3. Generation of primitive macrophage precursors (PMPs)
   1. Prepare PMP base medium, sterile-filter, and store it at 4 °C for up to 1 month.
   2. Coat the wells of a 6-well plate by adding 1 mL of ice-cold Matrigel coating solution and incubate at 37 °C and 5% CO₂ for at least 2 h or preferably overnight.
   3. On day 4 of EB differentiation, transfer the EBs to the Matrigel-coated wells by collecting the EBs with 1 mL pipette tips (using a pipette). Pipette up and down once or twice to dislodge the EBs from the well. Hold the 6-well plate at a tilted angle to allow for the EBs to settle down at the edge of the well.   
      NOTE: Nine or ten EBs can be plated per coated well.
   4. Once all the EBs have settled down, gently pipette and remove the old medium using a 1 mL pipette tip while keeping the EBs at the edge of the well. Add 3 mL of freshly prepared PMP complete medium to each well. Evenly distribute the cells in the wells by manually shuffling the plate side-to-side and back to front. Place the plate in the incubator at 37 °C and 5% CO₂.
   5. Do not disturb the plate for 7 days to allow the EBs to attach to the bottom of the well. After that time, perform a half-medium change using PMP complete medium.     
      NOTE: At this point, most of the EBs should be attached to the plate. Any floating EBs can be removed.
   6. After 5-7 days, inspect the EBs under a light field microscope at 4x magnification to ensure that they are attached to the bottom of the wells. Change the medium as described in 1.2.3.5. On day 21, perform a complete medium change with 3 mL of PMP complete medium.
      NOTE: Myeloid progenitors floating in the medium may be evident at this point. These cells should be discarded during the medium change.
   7. On day 28, look for round cells referred to as PMPs in the supernatant and collect the medium containing the PMPs using a 10 mL pipette and automatic pipettor. Take care not to disturb the EBs. Transfer the PMPs and the medium to a 15 mL conical tube and proceed as described in step 1.2.4.    

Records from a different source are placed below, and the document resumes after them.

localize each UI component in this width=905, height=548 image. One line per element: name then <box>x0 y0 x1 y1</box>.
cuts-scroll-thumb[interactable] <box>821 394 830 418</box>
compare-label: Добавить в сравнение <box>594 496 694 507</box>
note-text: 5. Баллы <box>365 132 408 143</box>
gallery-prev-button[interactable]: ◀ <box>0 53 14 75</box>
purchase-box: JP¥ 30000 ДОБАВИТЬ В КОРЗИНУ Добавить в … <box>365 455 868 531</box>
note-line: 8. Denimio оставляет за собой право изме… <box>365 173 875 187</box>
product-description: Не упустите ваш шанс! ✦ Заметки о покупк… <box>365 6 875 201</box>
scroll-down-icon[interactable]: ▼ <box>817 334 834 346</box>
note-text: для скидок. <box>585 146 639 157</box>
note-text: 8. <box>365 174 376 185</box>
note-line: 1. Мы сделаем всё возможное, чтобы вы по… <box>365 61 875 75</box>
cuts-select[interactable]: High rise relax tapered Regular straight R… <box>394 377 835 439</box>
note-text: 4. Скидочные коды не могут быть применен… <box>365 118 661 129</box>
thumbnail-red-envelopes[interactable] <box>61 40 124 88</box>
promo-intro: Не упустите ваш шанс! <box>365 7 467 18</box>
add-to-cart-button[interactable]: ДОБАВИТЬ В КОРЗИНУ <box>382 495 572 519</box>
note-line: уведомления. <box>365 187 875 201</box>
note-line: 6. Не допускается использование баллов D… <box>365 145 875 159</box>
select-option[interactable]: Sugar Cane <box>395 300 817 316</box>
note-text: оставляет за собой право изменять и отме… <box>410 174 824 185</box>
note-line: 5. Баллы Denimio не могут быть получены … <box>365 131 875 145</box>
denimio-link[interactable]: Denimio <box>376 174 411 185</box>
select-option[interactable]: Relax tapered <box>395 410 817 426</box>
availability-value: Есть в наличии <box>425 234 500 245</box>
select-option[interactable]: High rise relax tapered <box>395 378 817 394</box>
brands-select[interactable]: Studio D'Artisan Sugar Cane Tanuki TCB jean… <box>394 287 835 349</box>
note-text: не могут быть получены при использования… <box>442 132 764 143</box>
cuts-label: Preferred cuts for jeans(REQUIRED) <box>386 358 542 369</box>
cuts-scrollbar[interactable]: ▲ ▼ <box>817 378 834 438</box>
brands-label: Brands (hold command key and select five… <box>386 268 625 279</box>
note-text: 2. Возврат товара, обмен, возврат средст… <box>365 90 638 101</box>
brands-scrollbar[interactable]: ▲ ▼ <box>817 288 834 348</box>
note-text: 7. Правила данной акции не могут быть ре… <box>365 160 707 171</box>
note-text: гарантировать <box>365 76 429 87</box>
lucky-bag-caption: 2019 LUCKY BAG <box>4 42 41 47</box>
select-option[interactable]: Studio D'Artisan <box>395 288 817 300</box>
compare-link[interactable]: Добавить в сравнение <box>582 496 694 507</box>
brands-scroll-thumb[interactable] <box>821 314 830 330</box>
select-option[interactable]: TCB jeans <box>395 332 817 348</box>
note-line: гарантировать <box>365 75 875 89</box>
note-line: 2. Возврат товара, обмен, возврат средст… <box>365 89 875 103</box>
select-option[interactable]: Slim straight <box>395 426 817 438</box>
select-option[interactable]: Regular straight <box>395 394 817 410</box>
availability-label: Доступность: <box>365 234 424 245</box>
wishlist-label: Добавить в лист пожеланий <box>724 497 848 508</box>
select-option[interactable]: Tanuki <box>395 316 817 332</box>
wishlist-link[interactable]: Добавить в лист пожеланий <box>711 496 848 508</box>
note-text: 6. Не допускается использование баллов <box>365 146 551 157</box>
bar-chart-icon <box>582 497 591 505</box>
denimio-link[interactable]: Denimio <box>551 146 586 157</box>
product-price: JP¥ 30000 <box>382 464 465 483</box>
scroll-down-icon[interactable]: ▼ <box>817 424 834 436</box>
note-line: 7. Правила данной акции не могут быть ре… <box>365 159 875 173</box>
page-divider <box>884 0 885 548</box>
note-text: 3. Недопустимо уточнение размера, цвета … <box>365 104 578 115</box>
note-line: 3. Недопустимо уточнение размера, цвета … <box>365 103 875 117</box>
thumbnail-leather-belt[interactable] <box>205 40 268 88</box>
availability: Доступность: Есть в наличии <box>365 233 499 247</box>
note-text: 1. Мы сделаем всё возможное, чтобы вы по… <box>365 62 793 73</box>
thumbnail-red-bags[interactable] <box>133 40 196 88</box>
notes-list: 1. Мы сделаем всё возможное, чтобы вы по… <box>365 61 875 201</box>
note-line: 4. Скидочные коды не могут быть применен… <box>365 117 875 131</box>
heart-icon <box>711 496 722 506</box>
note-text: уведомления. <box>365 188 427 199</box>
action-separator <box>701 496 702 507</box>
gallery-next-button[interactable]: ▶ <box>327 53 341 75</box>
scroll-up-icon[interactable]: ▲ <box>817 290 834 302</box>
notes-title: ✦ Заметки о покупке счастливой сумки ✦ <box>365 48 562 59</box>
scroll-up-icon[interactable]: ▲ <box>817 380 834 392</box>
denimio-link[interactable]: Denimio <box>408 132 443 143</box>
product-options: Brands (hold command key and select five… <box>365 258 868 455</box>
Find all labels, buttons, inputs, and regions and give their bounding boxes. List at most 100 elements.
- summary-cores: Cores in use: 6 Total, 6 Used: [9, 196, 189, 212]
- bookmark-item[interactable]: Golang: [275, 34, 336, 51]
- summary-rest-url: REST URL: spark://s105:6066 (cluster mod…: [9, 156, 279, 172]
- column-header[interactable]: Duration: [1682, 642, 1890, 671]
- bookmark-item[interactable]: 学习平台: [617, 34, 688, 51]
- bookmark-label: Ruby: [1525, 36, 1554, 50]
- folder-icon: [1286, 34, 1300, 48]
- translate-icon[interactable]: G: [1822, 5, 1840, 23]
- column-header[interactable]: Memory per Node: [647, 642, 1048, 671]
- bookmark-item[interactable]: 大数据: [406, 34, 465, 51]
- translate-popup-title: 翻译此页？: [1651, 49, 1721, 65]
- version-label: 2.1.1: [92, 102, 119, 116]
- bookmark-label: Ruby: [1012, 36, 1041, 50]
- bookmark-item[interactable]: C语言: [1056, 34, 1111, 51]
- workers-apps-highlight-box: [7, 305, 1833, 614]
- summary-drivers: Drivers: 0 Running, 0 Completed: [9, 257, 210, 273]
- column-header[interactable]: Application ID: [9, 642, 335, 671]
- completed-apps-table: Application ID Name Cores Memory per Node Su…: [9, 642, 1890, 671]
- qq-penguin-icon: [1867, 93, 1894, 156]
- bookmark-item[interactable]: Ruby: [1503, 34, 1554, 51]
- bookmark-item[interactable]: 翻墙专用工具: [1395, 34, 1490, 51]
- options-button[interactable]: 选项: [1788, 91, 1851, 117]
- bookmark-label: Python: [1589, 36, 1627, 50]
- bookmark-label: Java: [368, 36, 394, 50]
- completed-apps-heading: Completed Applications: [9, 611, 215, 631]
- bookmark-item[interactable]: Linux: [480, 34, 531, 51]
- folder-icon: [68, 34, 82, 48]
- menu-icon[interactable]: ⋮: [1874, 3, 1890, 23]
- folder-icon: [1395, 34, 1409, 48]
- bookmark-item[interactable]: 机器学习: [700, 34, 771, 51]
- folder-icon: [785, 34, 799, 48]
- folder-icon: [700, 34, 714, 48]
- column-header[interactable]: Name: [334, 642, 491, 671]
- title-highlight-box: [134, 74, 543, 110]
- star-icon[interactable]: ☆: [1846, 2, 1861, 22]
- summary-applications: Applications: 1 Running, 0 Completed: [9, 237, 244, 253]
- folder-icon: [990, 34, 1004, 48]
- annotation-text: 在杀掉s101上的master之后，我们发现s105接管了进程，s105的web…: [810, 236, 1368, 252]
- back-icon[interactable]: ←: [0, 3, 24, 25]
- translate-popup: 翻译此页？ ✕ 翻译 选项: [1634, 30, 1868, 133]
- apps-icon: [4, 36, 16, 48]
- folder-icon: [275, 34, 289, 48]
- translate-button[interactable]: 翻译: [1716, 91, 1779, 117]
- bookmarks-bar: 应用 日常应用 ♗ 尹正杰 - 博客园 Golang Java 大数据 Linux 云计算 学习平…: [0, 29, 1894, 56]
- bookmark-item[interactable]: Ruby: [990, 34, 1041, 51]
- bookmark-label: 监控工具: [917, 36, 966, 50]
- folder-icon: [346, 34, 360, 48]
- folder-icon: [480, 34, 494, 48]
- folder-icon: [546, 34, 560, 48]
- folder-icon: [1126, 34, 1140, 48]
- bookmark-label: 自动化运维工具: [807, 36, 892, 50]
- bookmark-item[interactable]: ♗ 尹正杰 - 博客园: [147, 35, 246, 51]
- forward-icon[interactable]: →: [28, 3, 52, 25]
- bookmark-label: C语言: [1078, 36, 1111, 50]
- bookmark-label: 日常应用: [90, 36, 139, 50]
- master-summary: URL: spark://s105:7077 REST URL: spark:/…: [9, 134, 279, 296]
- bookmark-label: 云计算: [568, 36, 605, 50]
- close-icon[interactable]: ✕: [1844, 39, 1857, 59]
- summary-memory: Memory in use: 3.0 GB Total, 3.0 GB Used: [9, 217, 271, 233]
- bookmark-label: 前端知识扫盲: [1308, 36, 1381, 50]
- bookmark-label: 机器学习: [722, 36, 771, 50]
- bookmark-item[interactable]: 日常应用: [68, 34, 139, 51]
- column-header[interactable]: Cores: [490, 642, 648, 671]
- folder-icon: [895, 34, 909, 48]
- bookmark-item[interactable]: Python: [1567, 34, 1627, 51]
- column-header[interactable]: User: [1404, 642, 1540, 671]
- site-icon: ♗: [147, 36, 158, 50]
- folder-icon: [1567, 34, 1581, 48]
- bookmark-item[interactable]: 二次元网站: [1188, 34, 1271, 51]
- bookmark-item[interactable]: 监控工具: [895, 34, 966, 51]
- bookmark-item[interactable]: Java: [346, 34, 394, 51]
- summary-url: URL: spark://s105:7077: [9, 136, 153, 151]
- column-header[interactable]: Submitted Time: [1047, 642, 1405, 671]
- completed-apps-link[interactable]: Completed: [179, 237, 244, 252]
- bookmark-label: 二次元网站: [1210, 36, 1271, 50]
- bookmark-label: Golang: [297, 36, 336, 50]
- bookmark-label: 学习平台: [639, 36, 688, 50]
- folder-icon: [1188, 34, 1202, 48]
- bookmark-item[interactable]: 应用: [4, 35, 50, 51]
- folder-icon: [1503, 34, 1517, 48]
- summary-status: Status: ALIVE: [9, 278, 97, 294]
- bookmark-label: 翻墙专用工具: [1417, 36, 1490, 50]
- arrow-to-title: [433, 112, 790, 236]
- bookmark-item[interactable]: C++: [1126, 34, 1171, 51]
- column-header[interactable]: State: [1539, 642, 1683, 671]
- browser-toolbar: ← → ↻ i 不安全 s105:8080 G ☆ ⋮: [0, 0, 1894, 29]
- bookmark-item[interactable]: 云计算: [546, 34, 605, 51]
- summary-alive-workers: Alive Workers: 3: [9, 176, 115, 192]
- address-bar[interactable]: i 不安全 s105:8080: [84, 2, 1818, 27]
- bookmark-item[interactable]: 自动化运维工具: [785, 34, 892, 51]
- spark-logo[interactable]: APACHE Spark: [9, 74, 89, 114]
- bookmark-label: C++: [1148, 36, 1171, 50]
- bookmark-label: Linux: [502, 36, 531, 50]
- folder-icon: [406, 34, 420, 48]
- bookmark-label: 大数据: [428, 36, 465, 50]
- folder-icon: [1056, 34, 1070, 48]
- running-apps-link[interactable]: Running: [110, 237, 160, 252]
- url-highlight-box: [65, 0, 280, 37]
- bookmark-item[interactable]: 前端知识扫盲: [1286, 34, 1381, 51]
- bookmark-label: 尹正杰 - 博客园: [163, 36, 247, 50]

      NOTE: Usually PMPs from the same iPSC line can be collected from five wells of a 6-well plate and pooled together in a single 15 mL conical tube.
   8. Add 3 mL of fresh PMP complete medium for further maintenance of the EBs. As PMPs continuously emerge from EBs for more than 3 months, collect them every 4-7 days (do not allow the medium to change color to a yellow tone) as described in steps 1.2.3.7 and 1.2.3.8.
      NOTE: Although PMPs can be collected for several months, they may change their phenotype over time.
4. Differentiation to iMGs
   1. Prepare iMG base medium (Table of Materials), sterile-filter and store it at 4 °C for up to 3 weeks.
   2. Once the PMPs have been collected into a 15 mL conical tube, centrifuge them at 200 × g for 4 min. Aspirate the supernatant and resuspend the PMPs using 1-2 mL of iMG basal medium. Count the cells using a hemocytometer by taking a small aliquot and diluting 1:1 with Trypan blue.
      ​NOTE: 0.5-1.5 × 10⁶ PMPs are normally obtained every week depending on the iPSC line and the age of the EB culture.
   3. Centrifuge the rest of the cells again at 200 × g for 4 min. Dilute the PMPs to the desired concentration such that cells are plated at a density of ~10⁵/cm² on cell culture-treated plates using freshly prepared iMG complete medium. Perform a half-medium change using freshly prepared iMG complete medium every 3-4 days throughout 10-12 days to allow for terminal differentiation.
      NOTE: At this point, the cells should acquire microglia-like morphology. To confirm the commitment of PMPs to microglia fate, immunofluorescence analysis is performed to corroborate the expression of microglia-enriched markers such as purinergic receptor P2RY12 and transmembrane protein 119 (TMEM119).
   4. To preserve cell health and viability, perform all the experiments between days 10 to 12 of iMG differentiation.